21st March 2023  - Gary Mead  - in Markets, Economics

Crisis – what crisis?

There is too much to read – too many interesting books escape our attention because of lack of time. That’s one reason why book reviews exist – they can draw attention to interesting/useful/controversial texts in our busy lives. For that reason, this newsletter will on a quarterly basis review a new book that might interest our readers. We hope this will save you some time and pique your interest.

Crisis – what crisis?

We kick off with The Crisis of Democratic Capitalism by Martin Wolf, just published in the UK by Allen Lane.

It needs to be said at the outset that this is an important book. Not so much for what it says – most of which is indisputable – but who is saying it.

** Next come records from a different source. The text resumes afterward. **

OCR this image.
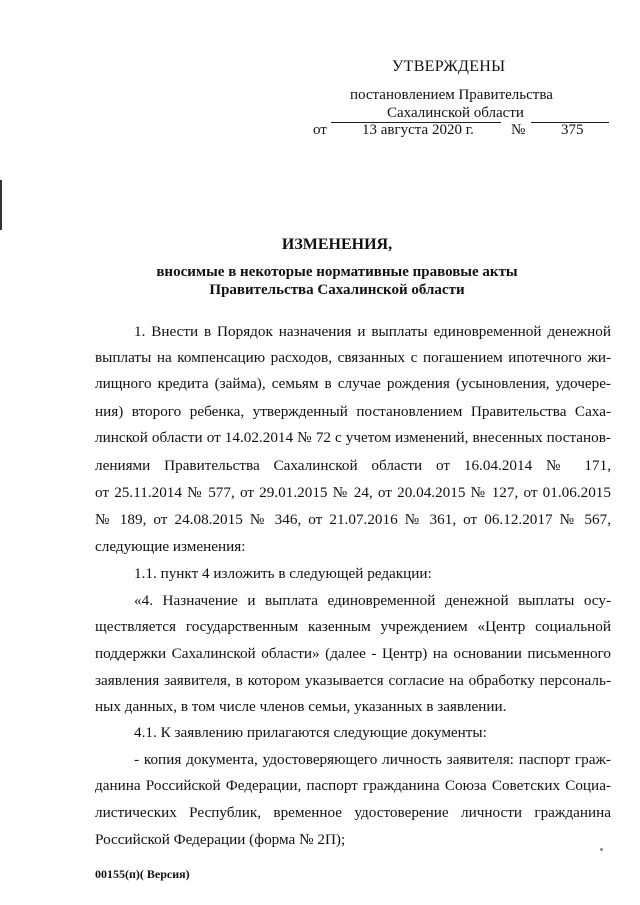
УТВЕРЖДЕНЫ
постановлением Правительства
Сахалинской области
от 13 августа 2020 г. № 375
ИЗМЕНЕНИЯ,
вносимые в некоторые нормативные правовые акты
Правительства Сахалинской области
1. Внести в Порядок назначения и выплаты единовременной денежной
выплаты на компенсацию расходов, связанных с погашением ипотечного жи-
лищного кредита (займа), семьям в случае рождения (усыновления, удочере-
ния) второго ребенка, утвержденный постановлением Правительства Саха-
линской области от 14.02.2014 № 72 с учетом изменений, внесенных постанов-
лениями Правительства Сахалинской области от 16.04.2014 № 171,
от 25.11.2014 № 577, от 29.01.2015 № 24, от 20.04.2015 № 127, от 01.06.2015
№ 189, от 24.08.2015 № 346, от 21.07.2016 № 361, от 06.12.2017 № 567,
следующие изменения:
1.1. пункт 4 изложить в следующей редакции:
«4. Назначение и выплата единовременной денежной выплаты осу-
ществляется государственным казенным учреждением «Центр социальной
поддержки Сахалинской области» (далее - Центр) на основании письменного
заявления заявителя, в котором указывается согласие на обработку персональ-
ных данных, в том числе членов семьи, указанных в заявлении.
4.1. К заявлению прилагаются следующие документы:
- копия документа, удостоверяющего личность заявителя: паспорт граж-
данина Российской Федерации, паспорт гражданина Союза Советских Социа-
листических Республик, временное удостоверение личности гражданина
Российской Федерации (форма № 2П);
00155(п)( Версия)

Martin Wolf, now, as he says, in “the eighth decade” of his life, is the Chief Economics Commentator of the Financial Times, for which he writes a weekly column. His name and writing will thus probably be familiar to many readers of this newsletter. Wolf occupies a position of enormous influence among financial and political elites, certainly in the West and possibly elsewhere too. We can gauge the heft of his influence from the names of the great and the good who adorn the back cover of the book, lining up to cast praise on Wolf’s work.

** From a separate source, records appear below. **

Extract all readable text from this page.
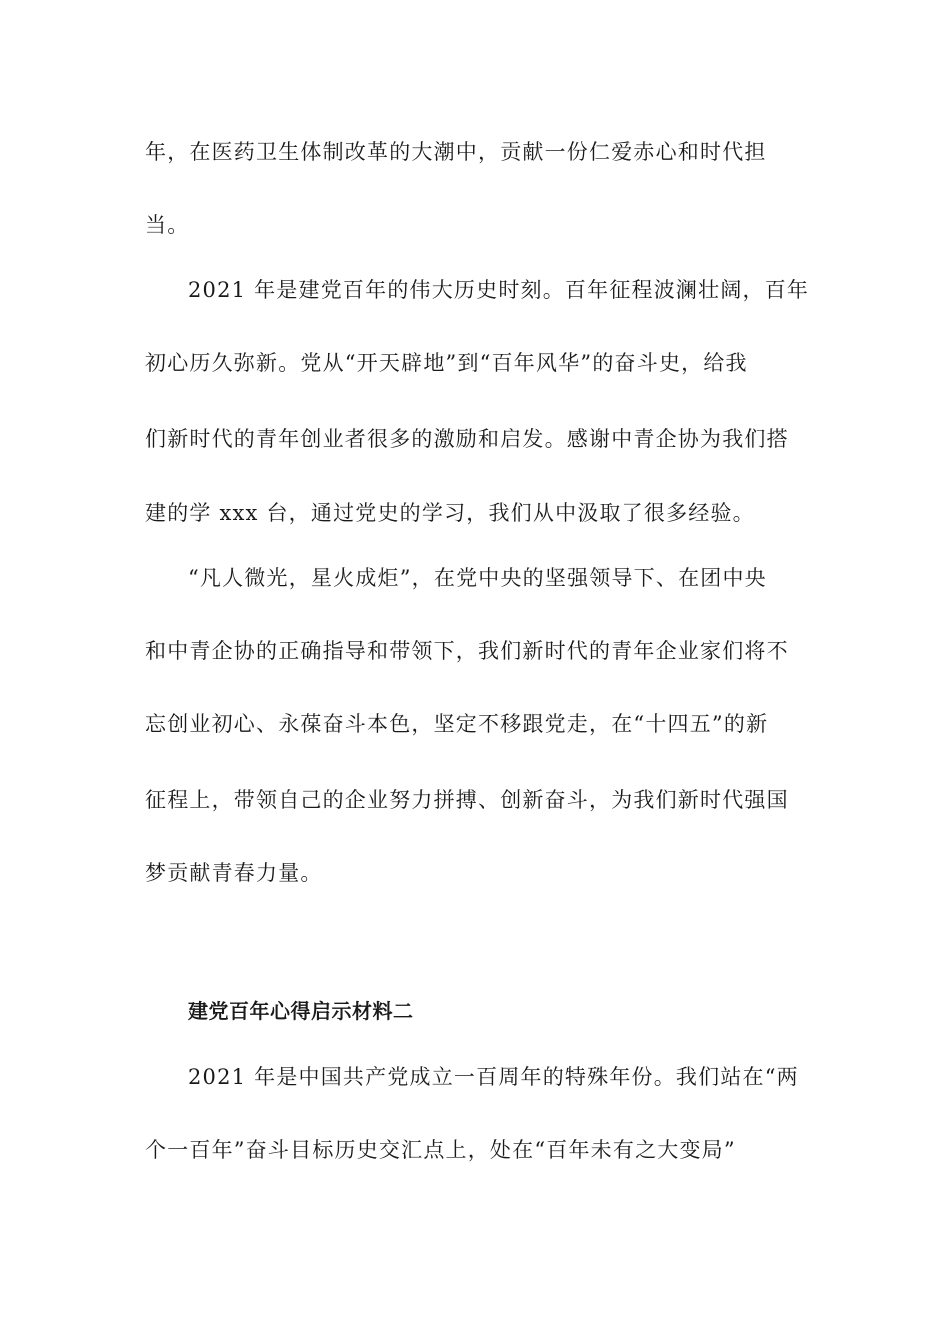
年，在医药卫生体制改革的大潮中，贡献一份仁爱赤心和时代担
当。
2021 年是建党百年的伟大历史时刻。百年征程波澜壮阔，百年
初心历久弥新。党从“开天辟地”到“百年风华”的奋斗史，给我
们新时代的青年创业者很多的激励和启发。感谢中青企协为我们搭
建的学 xxx 台，通过党史的学习，我们从中汲取了很多经验。
“凡人微光，星火成炬”，在党中央的坚强领导下、在团中央
和中青企协的正确指导和带领下，我们新时代的青年企业家们将不
忘创业初心、永葆奋斗本色，坚定不移跟党走，在“十四五”的新
征程上，带领自己的企业努力拼搏、创新奋斗，为我们新时代强国
梦贡献青春力量。
建党百年心得启示材料二
2021 年是中国共产党成立一百周年的特殊年份。我们站在“两
个一百年”奋斗目标历史交汇点上，处在“百年未有之大变局”
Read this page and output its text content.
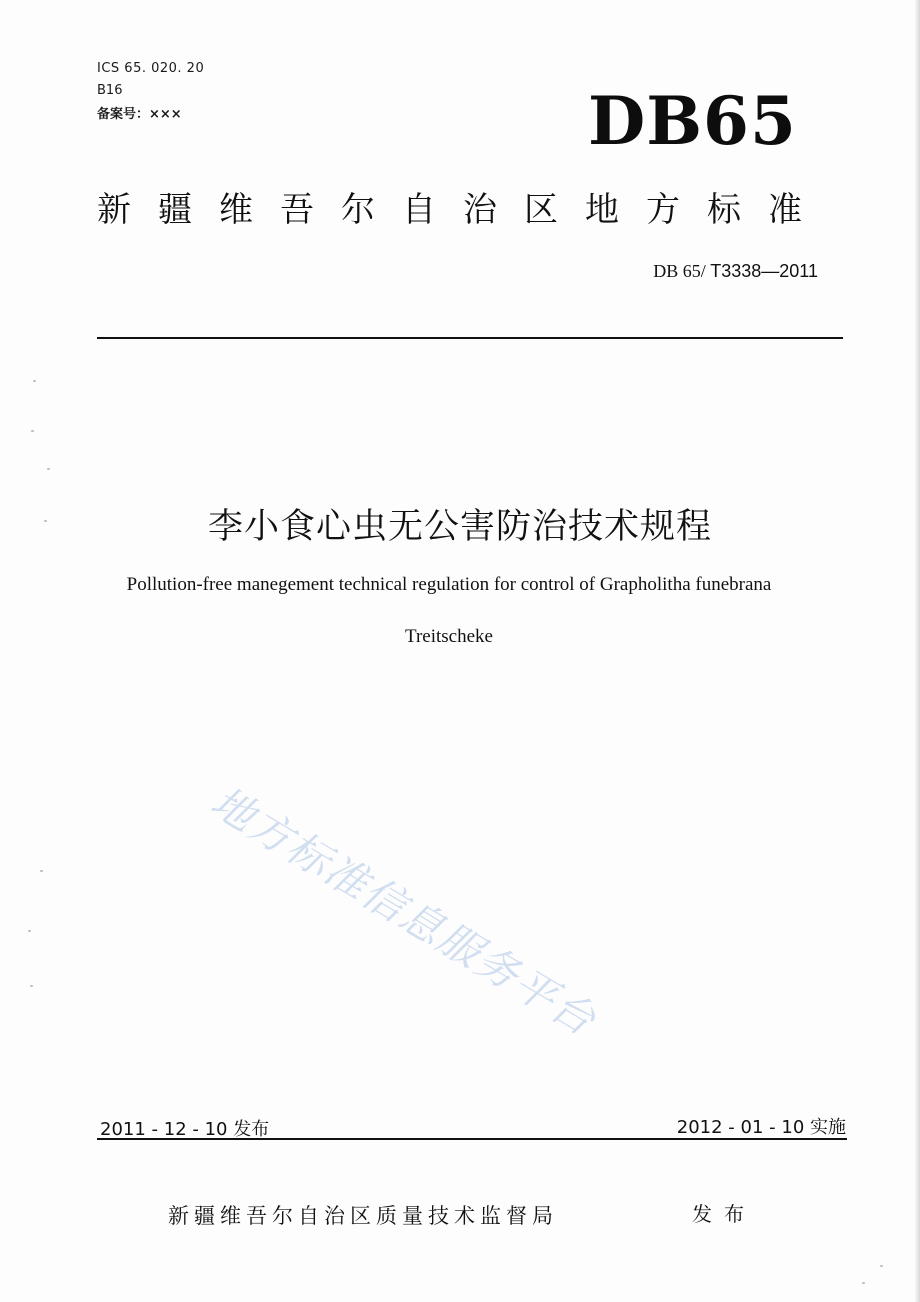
ICS 65. 020. 20
B16
备案号：×××	DB65
新疆维吾尔自治区地方标准
DB 65/ T3338—2011
李小食心虫无公害防治技术规程
Pollution-free manegement technical regulation for control of Grapholitha funebrana
Treitscheke
地方标准信息服务平台
2011 - 12 - 10 发布	2012 - 01 - 10 实施
新疆维吾尔自治区质量技术监督局	发布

Wolf says he believes in democracy “and so in the obligations of citizenship, in individual liberty and so in the freedom of opinion, and in the Enlightenment and so in the primacy of truth”. The motto of his book is “never too much… The health of our societies depends on sustaining a delicate balance between the economic and the political, the individual and the collective, the national and the global”. The son of parents who fled the Nazis, Wolf says he is a child “of catastrophe”; his family history has made him aware of “the fragility of civilization”. The economy he asserts “is not delivering the security and widely shared prosperity expected by large parts of our societies”. That is surely unarguable.

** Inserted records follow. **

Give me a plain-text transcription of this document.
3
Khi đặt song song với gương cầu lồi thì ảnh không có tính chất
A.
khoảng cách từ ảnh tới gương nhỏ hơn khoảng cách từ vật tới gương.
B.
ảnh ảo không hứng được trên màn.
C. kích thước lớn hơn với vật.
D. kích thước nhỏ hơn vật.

So, we have a noble, skilfully written, but ultimately flawed defence of civilization. The flaw is that Wolf is good at identifying the problems that beset our societies, his solutions to them are hopelessly romantic, requiring a degree of cross-border cooperation and good will that is signally missing. Wolf tells us that people “complain” of his “pessimism”; but he says that “my biggest mistakes have come from over-optimism, most recently over the wisdom of finance and the good sense of electorates”. Reading this book one is left with the impression that Wolf has overlooked one other big mistake – the idea that his sensible proposals could have an audience wider than his coterie. Much of what he says in this book depends on one thing that often these days seems absent – reasonable and intelligent human beings who are willing to listen to opinions that differ from their own. Wolf has written a book that at its core is about ethics – or rather the lack of them in our political and economic spheres – yet that word oddly doesn’t appear in the index. The sub-text of his book is a heartfelt plea for greater trust between nations and among people; yet trust has become extremely scarce.

Wolf correctly states that (electoral) defeat in democracies “is bearable only if the people who outvote you are people you trust. If not, civil war threatens…if authoritarianism of some kind were to replace liberal democracy, competitive market capitalism would be unlikely to survive. A corrupt form of neopatrimonialism would become far more likely. This is no remote danger. It is what (Donald) Trump and his ilk embody”.

Trump and, to a lesser extent, Brexit, is the demon of Wolf’s book. Any Trump supporter is advised to take a tranquiliser before reading to avoid bursting with apoplexy. One might think that the person who presents the biggest threat to democratic capitalism today is Vladimir Putin rather than Donald Trump, but the latter gets more than twice the index name-checks of the former. Wolf loathes Trump and condemns the US for the huge wealth inequality which has developed there – the ratio of average CEO versus employee pay has risen from 42:1 in 1980 to an egregious 347:1 in 2016. “Democracy is for sale” in the US says Wolf.

Wolf’s book makes for excellent reading now, when we are living through another banking crisis. In the Great Financial Crash of 2008-09, the “emperors turned out to be naked. Many members of the public came to believe these failings were the result not just of stupidity but of the intellectual and moral corruption of decision-makers and opinion-formers at all levels – in the financial sector, regulatory bodies, academia, media, and politics”.

The tone of the book is recognisable for any regular reader of the Financial Times. It is that of the author’s absolute confidence in the certainty of his opinions, expressed in suitably dogmatic yet essentially Fabian terms. It is as if Wolf is standing on Mount Olympus and lecturing all us lesser creatures to desist from the mistakes we are making or else disaster will follow. “Alas”, a complex society such as ours “dominated by predatory, short-sighted, and amoral elites is all too plausible. If such elites emerge in a democratic republic, it will collapse”.

That we might just muddle through is not really considered in Wolf’s apocalyptic warnings – the wagging finger refuses to pause. Who knows? He may be right. Pessimist he is but he tries his best to put on a hopeful front.